Despite the rarefied level of celebrity he’s achieved, Pitt, as an actor, has starred in surprisingly few massive hits. There’s the Ocean’s Eleven series, and Mr. & Mrs. Smith, and then you probably have to go all the way back to Se7en, his first film with director David Fincher, in 1995. In the late Nineties, beginning with The Devil’s Own and ending with the abysmally reviewed Meet Joe Black, Pitt admits this had to do with poor choices. “I got lost in the wilderness of fame a bit,” he says. “There are all of these opportunities you’re supposed to be taking. And I got really discombobulated.” More often, though, his instinct has very deliberately pulled him in the direction of eccentric, less commercial roles, from small, scene-stealing turns in 12 Monkeys and Snatch to his quieter work in more recent films like Babel and last year’s brooding, wildly underrated Western The Assassination of Jesse James by the Coward Robert Ford. His latest film, The Curious Case of Benjamin Button, is his third collaboration with Fincher, after Se7en and Fight Club. Based on a deeply weird short story by F. Scott Fitzgerald, Benjamin Button is a fable about mortality in which the title character, played by Pitt, is born old and ages backward. The script, by Erie Roth (Forrest Gump), has little of the original story’s black humor, and fans of the earlier Pitt-Fincher collaborations will likely find the film sentimental.
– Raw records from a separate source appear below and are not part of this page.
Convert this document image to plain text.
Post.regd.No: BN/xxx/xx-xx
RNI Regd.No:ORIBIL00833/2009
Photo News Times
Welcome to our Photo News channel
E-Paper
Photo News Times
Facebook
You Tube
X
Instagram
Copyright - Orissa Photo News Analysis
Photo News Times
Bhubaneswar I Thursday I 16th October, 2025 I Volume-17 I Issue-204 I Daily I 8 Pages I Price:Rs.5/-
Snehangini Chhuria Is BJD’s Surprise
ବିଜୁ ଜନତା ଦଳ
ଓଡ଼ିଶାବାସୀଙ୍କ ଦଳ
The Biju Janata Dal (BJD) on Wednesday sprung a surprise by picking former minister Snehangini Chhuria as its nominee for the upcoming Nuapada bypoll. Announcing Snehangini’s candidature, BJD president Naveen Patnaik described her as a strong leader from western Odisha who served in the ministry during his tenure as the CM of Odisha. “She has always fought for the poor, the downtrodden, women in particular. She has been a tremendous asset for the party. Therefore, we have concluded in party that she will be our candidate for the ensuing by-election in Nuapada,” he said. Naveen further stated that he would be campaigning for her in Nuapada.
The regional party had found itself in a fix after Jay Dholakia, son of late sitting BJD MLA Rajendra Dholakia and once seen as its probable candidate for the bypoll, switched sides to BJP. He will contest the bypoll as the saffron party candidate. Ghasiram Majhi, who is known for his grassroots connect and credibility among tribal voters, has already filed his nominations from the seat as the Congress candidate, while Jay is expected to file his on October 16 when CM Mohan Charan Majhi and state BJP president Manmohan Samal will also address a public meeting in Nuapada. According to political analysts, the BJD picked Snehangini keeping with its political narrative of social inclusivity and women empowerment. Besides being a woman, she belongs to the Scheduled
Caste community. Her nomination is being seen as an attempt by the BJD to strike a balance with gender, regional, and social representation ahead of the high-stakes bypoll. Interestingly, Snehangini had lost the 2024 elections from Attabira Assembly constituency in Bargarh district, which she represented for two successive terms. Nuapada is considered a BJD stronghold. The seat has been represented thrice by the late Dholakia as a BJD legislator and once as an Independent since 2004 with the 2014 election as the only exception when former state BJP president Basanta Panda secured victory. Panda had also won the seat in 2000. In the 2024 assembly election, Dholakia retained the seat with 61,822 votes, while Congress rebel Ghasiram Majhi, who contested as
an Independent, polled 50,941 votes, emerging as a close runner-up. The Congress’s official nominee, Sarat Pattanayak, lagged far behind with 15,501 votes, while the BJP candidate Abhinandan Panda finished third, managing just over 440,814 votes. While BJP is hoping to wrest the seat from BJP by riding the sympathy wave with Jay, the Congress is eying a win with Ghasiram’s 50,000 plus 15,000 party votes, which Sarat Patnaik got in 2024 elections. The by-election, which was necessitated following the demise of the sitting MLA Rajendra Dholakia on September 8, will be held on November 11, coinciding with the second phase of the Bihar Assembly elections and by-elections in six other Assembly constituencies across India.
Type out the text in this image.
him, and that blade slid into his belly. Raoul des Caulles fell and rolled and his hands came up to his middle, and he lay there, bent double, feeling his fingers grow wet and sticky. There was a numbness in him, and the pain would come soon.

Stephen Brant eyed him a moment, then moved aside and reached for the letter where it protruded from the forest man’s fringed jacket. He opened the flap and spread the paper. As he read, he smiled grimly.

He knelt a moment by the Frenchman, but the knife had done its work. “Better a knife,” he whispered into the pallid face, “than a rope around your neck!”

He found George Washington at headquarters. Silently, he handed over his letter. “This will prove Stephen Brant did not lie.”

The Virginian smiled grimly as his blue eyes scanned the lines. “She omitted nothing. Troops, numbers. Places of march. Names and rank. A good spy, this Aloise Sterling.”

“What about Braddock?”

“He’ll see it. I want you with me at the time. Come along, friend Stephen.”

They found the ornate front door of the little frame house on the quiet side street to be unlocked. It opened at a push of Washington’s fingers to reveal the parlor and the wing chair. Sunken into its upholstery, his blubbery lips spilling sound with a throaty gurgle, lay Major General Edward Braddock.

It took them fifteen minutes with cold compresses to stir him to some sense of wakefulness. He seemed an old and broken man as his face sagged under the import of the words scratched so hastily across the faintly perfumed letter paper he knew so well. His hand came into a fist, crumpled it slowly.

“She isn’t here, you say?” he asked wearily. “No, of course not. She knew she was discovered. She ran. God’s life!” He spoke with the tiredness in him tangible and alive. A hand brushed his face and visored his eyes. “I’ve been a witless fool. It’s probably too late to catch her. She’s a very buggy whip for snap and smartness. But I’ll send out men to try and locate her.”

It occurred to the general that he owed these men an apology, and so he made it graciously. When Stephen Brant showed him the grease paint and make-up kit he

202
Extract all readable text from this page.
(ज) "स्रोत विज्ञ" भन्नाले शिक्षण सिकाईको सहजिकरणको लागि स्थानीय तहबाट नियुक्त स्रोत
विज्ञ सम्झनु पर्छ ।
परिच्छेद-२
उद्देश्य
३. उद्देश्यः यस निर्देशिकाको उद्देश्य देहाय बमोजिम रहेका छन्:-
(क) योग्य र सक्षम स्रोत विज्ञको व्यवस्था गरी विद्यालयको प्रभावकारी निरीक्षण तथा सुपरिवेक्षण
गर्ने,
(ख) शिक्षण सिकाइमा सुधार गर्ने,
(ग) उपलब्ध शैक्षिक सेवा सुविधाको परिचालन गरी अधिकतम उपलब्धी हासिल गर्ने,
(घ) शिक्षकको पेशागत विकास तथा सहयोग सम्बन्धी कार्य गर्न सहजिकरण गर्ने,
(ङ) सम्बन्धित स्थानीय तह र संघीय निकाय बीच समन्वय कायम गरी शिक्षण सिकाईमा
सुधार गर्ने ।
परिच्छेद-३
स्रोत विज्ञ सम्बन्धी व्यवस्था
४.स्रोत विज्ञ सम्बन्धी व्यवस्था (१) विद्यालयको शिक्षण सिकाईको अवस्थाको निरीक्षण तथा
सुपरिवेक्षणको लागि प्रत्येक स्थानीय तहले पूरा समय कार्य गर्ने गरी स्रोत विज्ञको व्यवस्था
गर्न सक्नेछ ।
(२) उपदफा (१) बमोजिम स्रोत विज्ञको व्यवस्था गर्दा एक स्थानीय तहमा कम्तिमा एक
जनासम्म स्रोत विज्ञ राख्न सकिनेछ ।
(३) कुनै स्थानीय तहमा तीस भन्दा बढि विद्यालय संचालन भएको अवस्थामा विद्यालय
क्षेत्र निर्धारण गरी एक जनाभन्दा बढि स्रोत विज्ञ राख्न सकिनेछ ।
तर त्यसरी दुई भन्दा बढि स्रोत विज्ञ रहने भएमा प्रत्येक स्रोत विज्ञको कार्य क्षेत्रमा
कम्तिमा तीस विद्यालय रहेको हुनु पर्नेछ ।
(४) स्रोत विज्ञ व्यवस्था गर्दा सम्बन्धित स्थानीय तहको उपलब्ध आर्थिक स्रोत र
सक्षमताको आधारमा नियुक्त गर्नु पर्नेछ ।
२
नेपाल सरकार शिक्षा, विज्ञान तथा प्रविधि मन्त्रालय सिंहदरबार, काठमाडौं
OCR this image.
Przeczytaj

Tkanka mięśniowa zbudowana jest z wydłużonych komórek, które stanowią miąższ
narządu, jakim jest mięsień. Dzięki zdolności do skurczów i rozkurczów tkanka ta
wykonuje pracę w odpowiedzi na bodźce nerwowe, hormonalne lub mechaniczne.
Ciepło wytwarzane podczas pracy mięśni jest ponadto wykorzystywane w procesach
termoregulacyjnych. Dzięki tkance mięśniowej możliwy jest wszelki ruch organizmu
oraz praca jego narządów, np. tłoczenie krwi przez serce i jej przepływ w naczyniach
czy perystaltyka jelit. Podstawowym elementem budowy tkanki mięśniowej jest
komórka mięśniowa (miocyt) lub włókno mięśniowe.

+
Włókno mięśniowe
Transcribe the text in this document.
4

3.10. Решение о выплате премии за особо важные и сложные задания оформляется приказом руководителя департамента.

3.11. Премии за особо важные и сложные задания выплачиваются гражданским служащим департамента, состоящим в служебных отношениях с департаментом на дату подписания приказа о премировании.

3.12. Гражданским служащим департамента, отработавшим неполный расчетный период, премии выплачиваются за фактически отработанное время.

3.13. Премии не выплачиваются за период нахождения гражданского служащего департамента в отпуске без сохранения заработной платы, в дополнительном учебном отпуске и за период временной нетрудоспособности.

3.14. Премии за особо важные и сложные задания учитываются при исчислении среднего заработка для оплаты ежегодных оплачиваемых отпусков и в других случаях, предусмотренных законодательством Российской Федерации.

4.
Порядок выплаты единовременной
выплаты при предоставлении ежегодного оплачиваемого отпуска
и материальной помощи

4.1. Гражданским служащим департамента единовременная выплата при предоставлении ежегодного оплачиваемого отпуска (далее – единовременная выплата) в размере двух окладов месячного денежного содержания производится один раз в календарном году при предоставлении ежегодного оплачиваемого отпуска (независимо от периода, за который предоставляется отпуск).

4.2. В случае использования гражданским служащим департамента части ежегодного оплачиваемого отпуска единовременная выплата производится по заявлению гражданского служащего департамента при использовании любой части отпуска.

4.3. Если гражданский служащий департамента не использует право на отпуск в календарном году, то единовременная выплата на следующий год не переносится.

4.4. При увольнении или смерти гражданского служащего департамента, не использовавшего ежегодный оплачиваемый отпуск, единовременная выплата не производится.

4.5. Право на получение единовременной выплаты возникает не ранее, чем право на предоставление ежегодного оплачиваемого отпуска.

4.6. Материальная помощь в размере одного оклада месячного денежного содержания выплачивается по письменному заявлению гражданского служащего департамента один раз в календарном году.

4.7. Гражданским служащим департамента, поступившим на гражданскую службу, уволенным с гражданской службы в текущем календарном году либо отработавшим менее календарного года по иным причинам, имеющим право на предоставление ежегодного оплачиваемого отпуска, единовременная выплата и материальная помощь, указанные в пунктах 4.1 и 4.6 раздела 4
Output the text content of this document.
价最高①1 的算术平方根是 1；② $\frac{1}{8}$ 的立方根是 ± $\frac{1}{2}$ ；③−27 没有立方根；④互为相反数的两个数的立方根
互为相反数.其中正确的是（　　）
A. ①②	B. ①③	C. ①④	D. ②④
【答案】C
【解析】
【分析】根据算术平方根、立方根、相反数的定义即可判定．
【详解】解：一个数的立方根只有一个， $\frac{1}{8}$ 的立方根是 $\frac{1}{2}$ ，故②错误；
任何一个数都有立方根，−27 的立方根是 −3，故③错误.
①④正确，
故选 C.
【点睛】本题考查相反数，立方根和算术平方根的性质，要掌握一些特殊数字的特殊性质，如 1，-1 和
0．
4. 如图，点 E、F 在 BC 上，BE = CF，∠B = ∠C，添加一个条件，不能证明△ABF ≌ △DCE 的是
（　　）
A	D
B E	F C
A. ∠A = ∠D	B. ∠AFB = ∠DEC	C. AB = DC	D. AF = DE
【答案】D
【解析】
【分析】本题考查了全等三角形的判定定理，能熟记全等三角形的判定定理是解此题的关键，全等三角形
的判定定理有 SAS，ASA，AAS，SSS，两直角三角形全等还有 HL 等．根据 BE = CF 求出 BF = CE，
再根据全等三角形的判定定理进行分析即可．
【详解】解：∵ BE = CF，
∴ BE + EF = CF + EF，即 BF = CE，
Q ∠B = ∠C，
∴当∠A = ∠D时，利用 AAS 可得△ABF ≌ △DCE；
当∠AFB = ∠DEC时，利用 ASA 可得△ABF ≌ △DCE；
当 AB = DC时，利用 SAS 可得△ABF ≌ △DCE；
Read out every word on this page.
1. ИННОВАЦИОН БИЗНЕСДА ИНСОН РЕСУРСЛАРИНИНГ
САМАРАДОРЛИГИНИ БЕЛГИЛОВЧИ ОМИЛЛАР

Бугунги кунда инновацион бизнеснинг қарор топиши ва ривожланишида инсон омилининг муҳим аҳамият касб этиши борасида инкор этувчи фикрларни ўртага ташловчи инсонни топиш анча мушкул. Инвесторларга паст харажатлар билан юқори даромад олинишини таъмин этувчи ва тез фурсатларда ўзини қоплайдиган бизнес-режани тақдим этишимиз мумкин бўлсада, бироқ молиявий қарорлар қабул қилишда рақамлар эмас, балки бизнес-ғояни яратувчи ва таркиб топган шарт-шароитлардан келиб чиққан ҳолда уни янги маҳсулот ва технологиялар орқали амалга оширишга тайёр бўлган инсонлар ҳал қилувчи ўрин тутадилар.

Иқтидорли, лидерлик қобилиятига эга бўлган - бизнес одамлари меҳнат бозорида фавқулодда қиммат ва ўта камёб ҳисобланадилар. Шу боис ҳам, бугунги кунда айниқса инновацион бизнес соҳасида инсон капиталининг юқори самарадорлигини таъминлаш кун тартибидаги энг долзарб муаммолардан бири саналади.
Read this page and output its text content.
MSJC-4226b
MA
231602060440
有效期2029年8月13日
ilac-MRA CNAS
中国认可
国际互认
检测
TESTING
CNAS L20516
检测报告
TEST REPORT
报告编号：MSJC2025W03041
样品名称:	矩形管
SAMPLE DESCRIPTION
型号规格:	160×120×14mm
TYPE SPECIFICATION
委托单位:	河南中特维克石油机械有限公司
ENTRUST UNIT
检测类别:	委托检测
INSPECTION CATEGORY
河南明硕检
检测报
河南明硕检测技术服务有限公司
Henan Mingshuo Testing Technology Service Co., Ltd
But Oscar voters will almost certainly disagree. There’s already talk of a Best Actor nomination for Pitt, who turns in a subtle, impressive performance, and the visual effects are something to behold.
In person, Pitt is warm and funny, but is also, at least while he’s being interviewed, an extremely fidgety guy. He paces. He musses his hair. He tears little pieces of dried apricot into smaller pieces before popping them into his mouth. He rubs his knee so intensely it brings to mind Lennie from Of Mice and Men petting a rabbit. All of this might have to do with the fact that, despite his repeatedly proven talents as an actor, Pitt remains, for a large number of people, a creature primarily of tabloid fascination. Did he cheat on his ex-wife with his current partner? Will they have another biological child? What war-ravaged destination might they visit next? Does the mustache make him look hot or porn-y? (I can only speak to the final question, and the answer is clearly porn-y.) The day before my first interview with Pitt, even The New York Times had figured out a way to put Jolie’s picture on the front page: by running a story about how masterfully she manipulates the press.
Our interview takes place over two days, first on the set and then at Pitt’s compound in Wannsee, in a nondescript house where some of his security guys live. Pitt says he’s been enjoying Berlin. Tarantino stages a weekly movie night, and the other night, Pitt took his oldest son, Maddox, to see The Good, the Bad and the Ugly. Maddox loved it. “I have this fantasy of my older days, painting or sculpting or making things,” Pitt says. “I have this fantasy of a bike trip to Chile. I have this fantasy of flying into Morocco. But right now, more and more, it’s about getting the work done and getting home to family. I have an adventure every morning, getting up.”